31 mai 2023 - Source : BLOGUE

 

Des ordinateurs quantiques prennent place aux quatre coins de la planète pour permettre aux scientifiques et aux entreprises de développer de nouveaux outils informatiques (Photo : IBM_Research_Zurich, CC BY 2.0)


Dans son laboratoire à Polytechnique Montréal, Soumaya Cherkaoui défriche un territoire cybernétique qu’on commence à peine à explorer : celui de l’informatique quantique. En vertu d’un accès privilégié aux premiers ordinateurs de ce type, elle développe de nouvelles solutions de cybersécurité qui tireront profit à la fois de l’apprentissage machine et de l’informatique quantique.

On les a imaginés, construits, puis testés. Les premiers ordinateurs quantiques ont été extirpés de l’univers de la science-fiction pour gagner le monde réel. Le Québec en accueillera d’ailleurs bientôt un à Bromont, un Quantum System One de l’entreprise IBM.

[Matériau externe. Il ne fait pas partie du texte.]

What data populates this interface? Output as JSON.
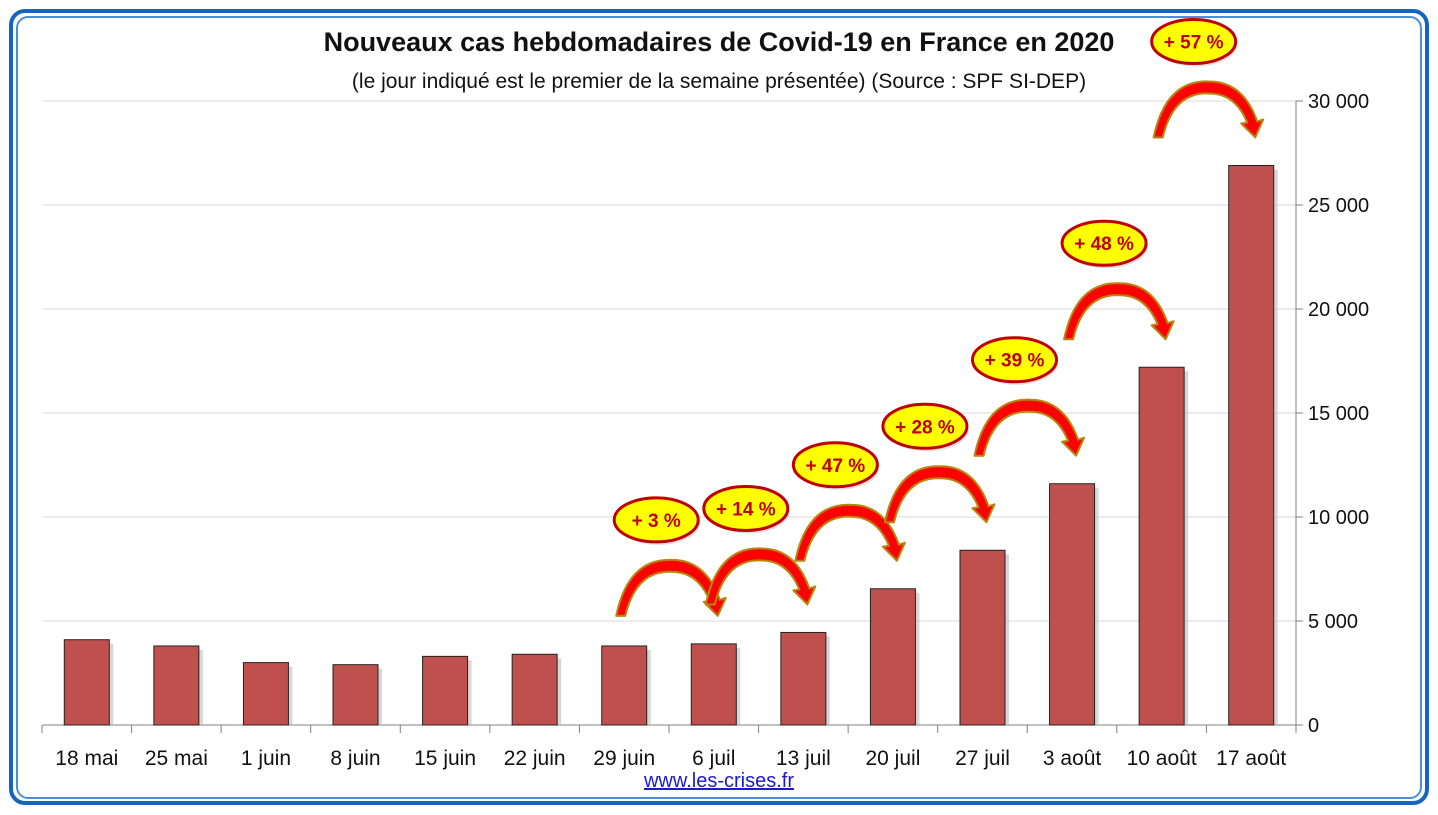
{
  "chart_data": {
    "type": "bar",
    "title": "Nouveaux cas hebdomadaires de Covid-19  en France en 2020",
    "subtitle": "(le jour indiqué est le premier de la semaine présentée) (Source : SPF SI-DEP)",
    "categories": [
      "18 mai",
      "25 mai",
      "1 juin",
      "8 juin",
      "15 juin",
      "22 juin",
      "29 juin",
      "6 juil",
      "13 juil",
      "20 juil",
      "27 juil",
      "3 août",
      "10 août",
      "17 août"
    ],
    "values": [
      4100,
      3800,
      3000,
      2900,
      3300,
      3400,
      3800,
      3900,
      4450,
      6550,
      8400,
      11600,
      17200,
      26900
    ],
    "ylim": [
      0,
      30000
    ],
    "yticks": [
      0,
      5000,
      10000,
      15000,
      20000,
      25000,
      30000
    ],
    "ytick_labels": [
      "0",
      "5 000",
      "10 000",
      "15 000",
      "20 000",
      "25 000",
      "30 000"
    ],
    "y_axis_side": "right",
    "grid": true,
    "annotations": [
      {
        "from": 6,
        "to": 7,
        "label": "+ 3 %"
      },
      {
        "from": 7,
        "to": 8,
        "label": "+ 14 %"
      },
      {
        "from": 8,
        "to": 9,
        "label": "+ 47 %"
      },
      {
        "from": 9,
        "to": 10,
        "label": "+ 28 %"
      },
      {
        "from": 10,
        "to": 11,
        "label": "+ 39 %"
      },
      {
        "from": 11,
        "to": 12,
        "label": "+ 48 %"
      },
      {
        "from": 12,
        "to": 13,
        "label": "+ 57 %"
      }
    ],
    "colors": {
      "bar": "#c0504d",
      "grid": "#d9d9d9",
      "axis": "#808080",
      "badge_fill": "#ffff00",
      "badge_stroke": "#c00000",
      "arrow_fill": "#ff0000",
      "arrow_stroke": "#b8860b"
    }
  },
  "source_link": "www.les-crises.fr"
}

Contrairement à l'ordinateur classique qui base ses calculs sur des bits pour stocker et manipuler les données, l’ordinateur quantique, lui, s’en remet à des bits quantiques (qubits). La distinction est importante parce que les bits n’offrent que deux états pour conserver l’information : tel un interrupteur, on les trouve soit en position ouverte, soit en position fermée. Les qubits, eux, offrent une multitude d’états, ouvrant la voie à des processus de calcul beaucoup plus rapides.

Mais avoir accès à une Ferrari du calcul ne suffit pas : encore faut-il savoir la piloter. Le hic, c’est qu’on ne mène pas des opérations de calcul sur les ordinateurs quantiques comme on le fait sur les ordinateurs conventionnels en empruntant les circuits logiques électroniques utilisés depuis toujours. Pour révéler le plein potentiel de ces nouveaux outils, il faudra d’abord développer, en quelque sorte, un nouveau vocabulaire sous la forme d’algorithmes à exécuter sur des ordinateurs quantiques.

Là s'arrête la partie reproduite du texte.